Rudrabha / Wav2Lip

This repository contains the codes of "A Lip Sync Expert Is All You Need for Speech to Lip Generation In the Wild", published at ACM Multimedia 2020. For HD commercial model, please try out Sync Labs
https://synclabs.so
10.4k stars 2.23k forks source link

Few Faces on the screen - How can I choose? + None 90 Degrees issue fixed? #192

Closed AlonDan closed 3 years ago

AlonDan commented 3 years ago

On a video with 2, 3 or more faces on the screen (for example: talk show where all faces are possible targets)

1. Is there a command I can add -something like the use of pads? so I can PICK / SELECT which face to be the target for the process? Or can I do the opposite? which faces to ignore?

2. I did asked this last year but I'm not sure if it's possible already or not: When none 90 degrees faces (or close at least) the results are not accurate and it seems like the mouth result on the video will always be only around 90 degrees. so the result video will look distorted or won't fit the face.

Is this fix already in and I need to put a specific -command ? or is that feature not fixed yet?

-

I'm not a programmer, but would like to experiment on Wav2Lip if somebody can please explain step-by-step or with an example, it will be very appreciated and helpful for other people as well.

Thanks ahead! 👍

prajwalkr commented 3 years ago

1. Is there a command I can add -something like the use of pads? so I can PICK / SELECT which face to be the target for the process?

https://github.com/Rudrabha/Wav2Lip/blob/143e969123218405b74b7d330a09c5c063fe17db/inference.py#L38

So you can specify the crop coordinates for the frame, within which you expect your target face to be present throughout the video. For example, your target face could always in the left half of the video.

AlonDan commented 3 years ago

Thanks for the reply, Just for testing, I tried this for example: --crop 0 -10 0 -10

But it didn't recognize the face (or any of the multiple faces) and I also tried other videos and different resolutions as well just to be sure it's not the problem.

Without --crop it recognize one of the faces.

As I mentioned, I'm not a programmer and I probably do something wrong with the commands. Sorry for the confusion, I'm experimenting with it. and the cropping sounds really good if I'll understand how to make it work.

EDIT: I finally got the crop to work, but... I guess it's not what I was looking for, since it's cropping the actual final size of the video (frame size).

So I'm wondering if there is a command to SELECT / PICK specific face to recognize without cropping the video?

This is what I'm trying to do: That way I can run it few times, each time on other face + other audio (per person) Then combine/mix multiple faces (video versions) together to one video with multiple audio tracks. This is why I'm looking for a hidden command (if there is such) to SELECT which face I want to be recognize and match the current audio.

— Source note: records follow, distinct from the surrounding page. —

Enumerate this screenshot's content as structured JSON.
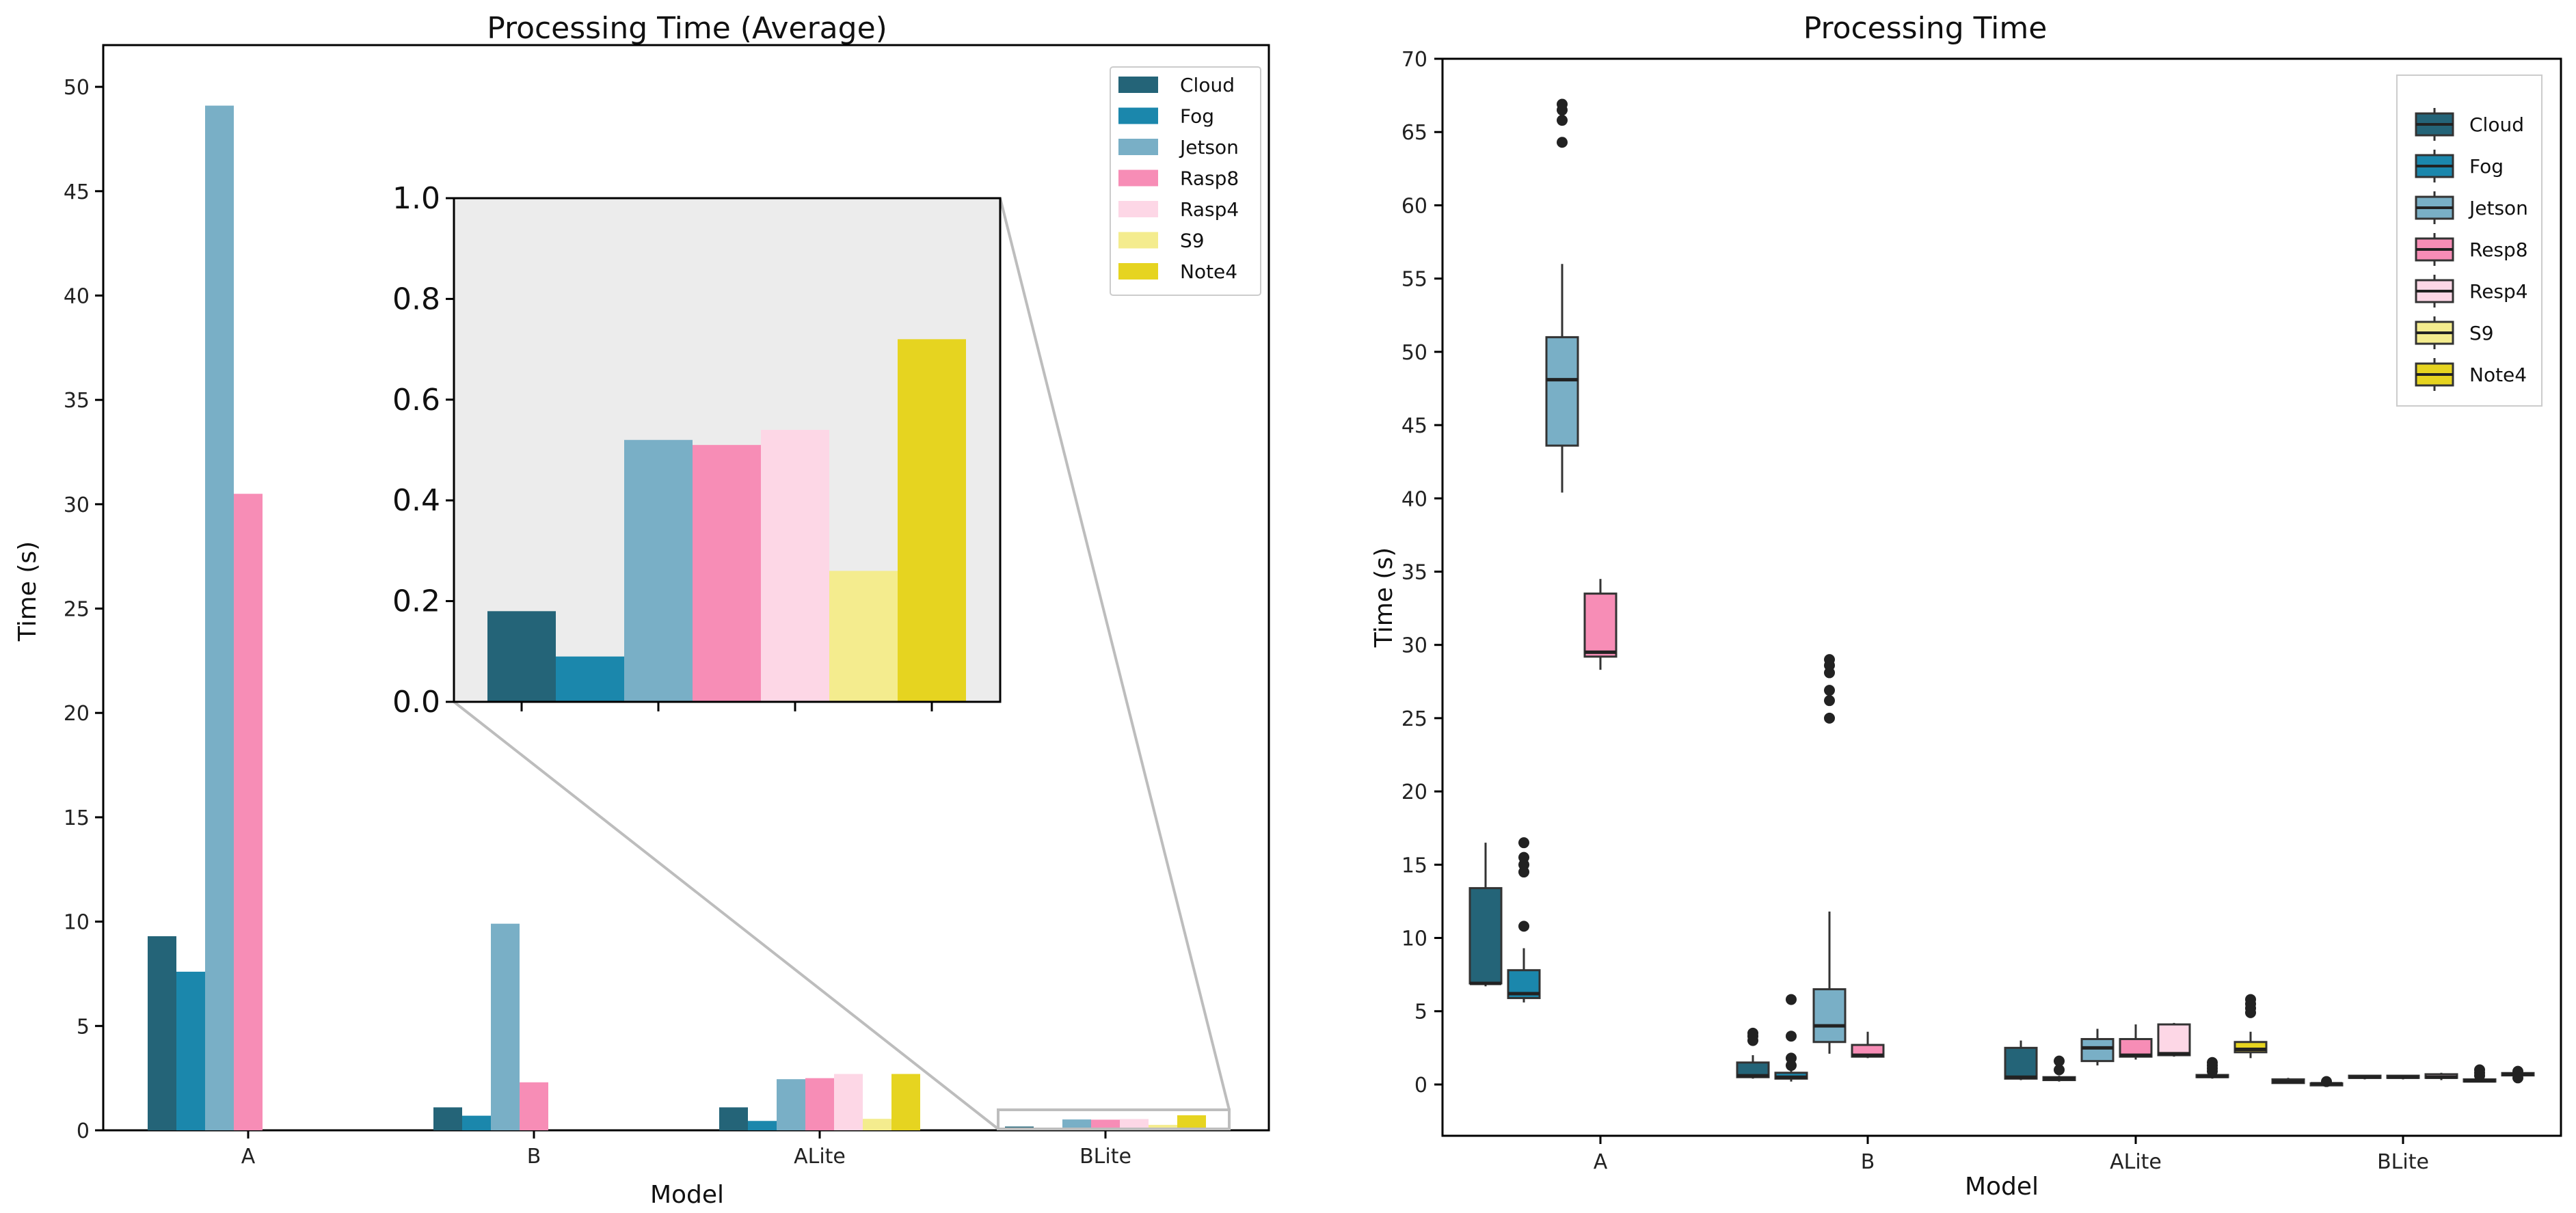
{
  "colors": {
    "Cloud": "#246478",
    "Fog": "#1b87ac",
    "Jetson": "#79afc6",
    "Rasp8": "#f78db6",
    "Rasp4": "#fdd7e6",
    "S9": "#f4ec8e",
    "Note4": "#e6d420",
    "inset_bg": "#ececec"
  },
  "chart_data": [
    {
      "type": "bar",
      "title": "Processing Time (Average)",
      "xlabel": "Model",
      "ylabel": "Time (s)",
      "ylim": [
        0,
        52
      ],
      "yticks": [
        "0",
        "5",
        "10",
        "15",
        "20",
        "25",
        "30",
        "35",
        "40",
        "45",
        "50"
      ],
      "categories": [
        "A",
        "B",
        "ALite",
        "BLite"
      ],
      "legend_position": "top-right",
      "series": [
        {
          "name": "Cloud",
          "values": [
            9.3,
            1.1,
            1.1,
            0.18
          ]
        },
        {
          "name": "Fog",
          "values": [
            7.6,
            0.7,
            0.45,
            0.09
          ]
        },
        {
          "name": "Jetson",
          "values": [
            49.1,
            9.9,
            2.45,
            0.52
          ]
        },
        {
          "name": "Rasp8",
          "values": [
            30.5,
            2.3,
            2.5,
            0.51
          ]
        },
        {
          "name": "Rasp4",
          "values": [
            0,
            0,
            2.7,
            0.54
          ]
        },
        {
          "name": "S9",
          "values": [
            0,
            0,
            0.55,
            0.26
          ]
        },
        {
          "name": "Note4",
          "values": [
            0,
            0,
            2.7,
            0.72
          ]
        }
      ],
      "inset": {
        "category": "BLite",
        "ylim": [
          0,
          1.0
        ],
        "yticks": [
          "0.0",
          "0.2",
          "0.4",
          "0.6",
          "0.8",
          "1.0"
        ],
        "values": [
          0.18,
          0.09,
          0.52,
          0.51,
          0.54,
          0.26,
          0.72
        ]
      }
    },
    {
      "type": "box",
      "title": "Processing Time",
      "xlabel": "Model",
      "ylabel": "Time (s)",
      "ylim": [
        -3.5,
        70
      ],
      "yticks": [
        "0",
        "5",
        "10",
        "15",
        "20",
        "25",
        "30",
        "35",
        "40",
        "45",
        "50",
        "55",
        "60",
        "65",
        "70"
      ],
      "categories": [
        "A",
        "B",
        "ALite",
        "BLite"
      ],
      "legend_position": "top-right",
      "legend": [
        "Cloud",
        "Fog",
        "Jetson",
        "Resp8",
        "Resp4",
        "S9",
        "Note4"
      ],
      "series": [
        {
          "name": "Cloud",
          "boxes": [
            {
              "category": "A",
              "low": 6.7,
              "q1": 6.9,
              "median": 6.9,
              "q3": 13.4,
              "high": 16.5,
              "outliers": []
            },
            {
              "category": "B",
              "low": 0.4,
              "q1": 0.5,
              "median": 0.6,
              "q3": 1.5,
              "high": 2.0,
              "outliers": [
                3.0,
                3.3,
                3.5
              ]
            },
            {
              "category": "ALite",
              "low": 0.3,
              "q1": 0.4,
              "median": 0.5,
              "q3": 2.5,
              "high": 3.0,
              "outliers": []
            },
            {
              "category": "BLite",
              "low": 0.05,
              "q1": 0.1,
              "median": 0.2,
              "q3": 0.35,
              "high": 0.45,
              "outliers": []
            }
          ]
        },
        {
          "name": "Fog",
          "boxes": [
            {
              "category": "A",
              "low": 5.6,
              "q1": 5.9,
              "median": 6.2,
              "q3": 7.8,
              "high": 9.3,
              "outliers": [
                10.8,
                14.5,
                15.0,
                15.5,
                16.5
              ]
            },
            {
              "category": "B",
              "low": 0.2,
              "q1": 0.4,
              "median": 0.5,
              "q3": 0.8,
              "high": 1.0,
              "outliers": [
                1.3,
                1.8,
                3.3,
                5.8
              ]
            },
            {
              "category": "ALite",
              "low": 0.2,
              "q1": 0.3,
              "median": 0.4,
              "q3": 0.5,
              "high": 0.6,
              "outliers": [
                1.0,
                1.6
              ]
            },
            {
              "category": "BLite",
              "low": 0.0,
              "q1": 0.02,
              "median": 0.05,
              "q3": 0.08,
              "high": 0.1,
              "outliers": [
                0.2
              ]
            }
          ]
        },
        {
          "name": "Jetson",
          "boxes": [
            {
              "category": "A",
              "low": 40.4,
              "q1": 43.6,
              "median": 48.1,
              "q3": 51.0,
              "high": 56.0,
              "outliers": [
                64.3,
                65.8,
                66.5,
                66.9
              ]
            },
            {
              "category": "B",
              "low": 2.1,
              "q1": 2.9,
              "median": 4.0,
              "q3": 6.5,
              "high": 11.8,
              "outliers": [
                25.0,
                26.2,
                26.9,
                28.1,
                28.6,
                29.0
              ]
            },
            {
              "category": "ALite",
              "low": 1.3,
              "q1": 1.6,
              "median": 2.5,
              "q3": 3.1,
              "high": 3.8,
              "outliers": []
            },
            {
              "category": "BLite",
              "low": 0.35,
              "q1": 0.45,
              "median": 0.5,
              "q3": 0.6,
              "high": 0.65,
              "outliers": []
            }
          ]
        },
        {
          "name": "Resp8",
          "boxes": [
            {
              "category": "A",
              "low": 28.3,
              "q1": 29.2,
              "median": 29.5,
              "q3": 33.5,
              "high": 34.5,
              "outliers": []
            },
            {
              "category": "B",
              "low": 1.8,
              "q1": 1.9,
              "median": 2.0,
              "q3": 2.7,
              "high": 3.6,
              "outliers": []
            },
            {
              "category": "ALite",
              "low": 1.7,
              "q1": 1.9,
              "median": 2.0,
              "q3": 3.1,
              "high": 4.1,
              "outliers": []
            },
            {
              "category": "BLite",
              "low": 0.35,
              "q1": 0.45,
              "median": 0.5,
              "q3": 0.6,
              "high": 0.65,
              "outliers": []
            }
          ]
        },
        {
          "name": "Resp4",
          "boxes": [
            {
              "category": "ALite",
              "low": 1.9,
              "q1": 2.0,
              "median": 2.1,
              "q3": 4.1,
              "high": 4.2,
              "outliers": []
            },
            {
              "category": "BLite",
              "low": 0.3,
              "q1": 0.45,
              "median": 0.5,
              "q3": 0.7,
              "high": 0.8,
              "outliers": []
            }
          ]
        },
        {
          "name": "S9",
          "boxes": [
            {
              "category": "ALite",
              "low": 0.4,
              "q1": 0.5,
              "median": 0.55,
              "q3": 0.65,
              "high": 0.7,
              "outliers": [
                0.9,
                1.1,
                1.3,
                1.5
              ]
            },
            {
              "category": "BLite",
              "low": 0.15,
              "q1": 0.2,
              "median": 0.25,
              "q3": 0.35,
              "high": 0.4,
              "outliers": [
                0.6,
                0.8,
                1.0
              ]
            }
          ]
        },
        {
          "name": "Note4",
          "boxes": [
            {
              "category": "ALite",
              "low": 1.8,
              "q1": 2.2,
              "median": 2.4,
              "q3": 2.9,
              "high": 3.6,
              "outliers": [
                4.9,
                5.2,
                5.5,
                5.8
              ]
            },
            {
              "category": "BLite",
              "low": 0.55,
              "q1": 0.62,
              "median": 0.7,
              "q3": 0.78,
              "high": 0.85,
              "outliers": [
                0.45,
                0.9
              ]
            }
          ]
        }
      ]
    }
  ]
}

Since the face are not moving a lot, I've tried: --box but no matter what value I put, I get an error, I guess it's not for region detection.

-

I'm not sure what nargs='+' is for, or how to use it, can you please give an example full command so I can "copy past" to try? it will be very helpful thanks ahead!

prajwalkr commented 3 years ago

So I'm wondering if there is a command to SELECT / PICK specific face to recognize without cropping the video?

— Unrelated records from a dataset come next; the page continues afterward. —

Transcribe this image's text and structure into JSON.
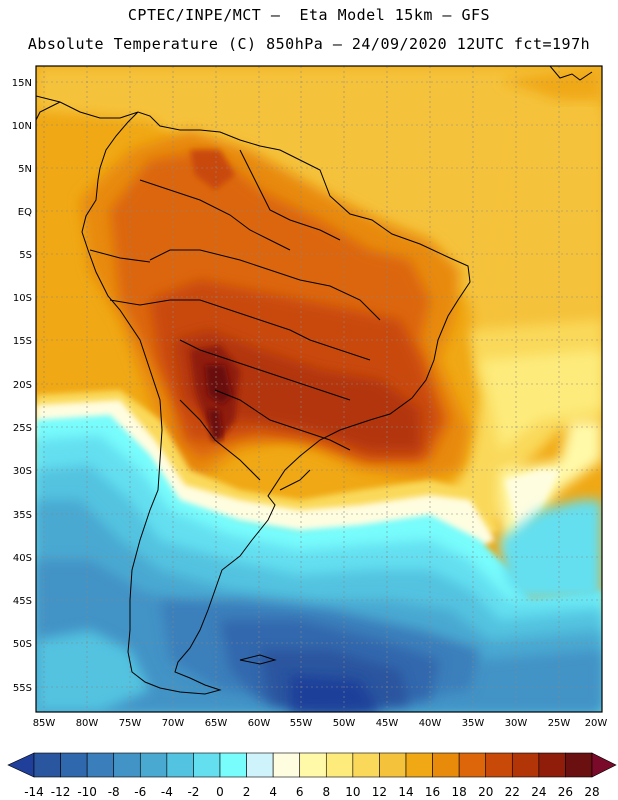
{
  "header": {
    "line1": "CPTEC/INPE/MCT –  Eta Model 15km – GFS",
    "line2": "Absolute Temperature (C) 850hPa – 24/09/2020 12UTC fct=197h"
  },
  "map": {
    "lat_labels": [
      "15N",
      "10N",
      "5N",
      "EQ",
      "5S",
      "10S",
      "15S",
      "20S",
      "25S",
      "30S",
      "35S",
      "40S",
      "45S",
      "50S",
      "55S"
    ],
    "lon_labels": [
      "85W",
      "80W",
      "75W",
      "70W",
      "65W",
      "60W",
      "55W",
      "50W",
      "45W",
      "40W",
      "35W",
      "30W",
      "25W",
      "20W"
    ]
  },
  "colorbar": {
    "labels": [
      "-14",
      "-12",
      "-10",
      "-8",
      "-6",
      "-4",
      "-2",
      "0",
      "2",
      "4",
      "6",
      "8",
      "10",
      "12",
      "14",
      "16",
      "18",
      "20",
      "22",
      "24",
      "26",
      "28"
    ],
    "colors": [
      "#1f3f9a",
      "#2a559f",
      "#3068ad",
      "#3a7fbb",
      "#4293c6",
      "#49a9d1",
      "#52c3e0",
      "#63dff0",
      "#78fcfc",
      "#cff3fb",
      "#fffde0",
      "#fff9a8",
      "#fdeb7b",
      "#fad95a",
      "#f5c23b",
      "#f0a814",
      "#e88a0a",
      "#dc6609",
      "#c94a08",
      "#b23508",
      "#8f1d0a",
      "#6b1010",
      "#7a0a2a"
    ]
  }
}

Preserving the complete frame and select identities is still not supported in the code. Sorry. You can take the cropped segment and use a video editor to replace the generated crop later.

AlonDan commented 3 years ago

So I'm wondering if there is a command to SELECT / PICK specific face to recognize without cropping the video?

Preserving the complete frame and select identities is still not supported in the code. Sorry. You can take the cropped segment and use a video editor to replace the generated crop later.

Thanks for the reply :) I understand, will it be a feature soon or not in the plan at all?

Also, I think I can try your suggestion but the problem is that I'm loosing quality on every export. I did open a MP4-CRF value related issue hope you'll be able to help in that for better quality.

Thanks ahead!

prajwalkr commented 3 years ago

I understand, will it be a feature soon or not in the plan at all?

It is not in the plan yet.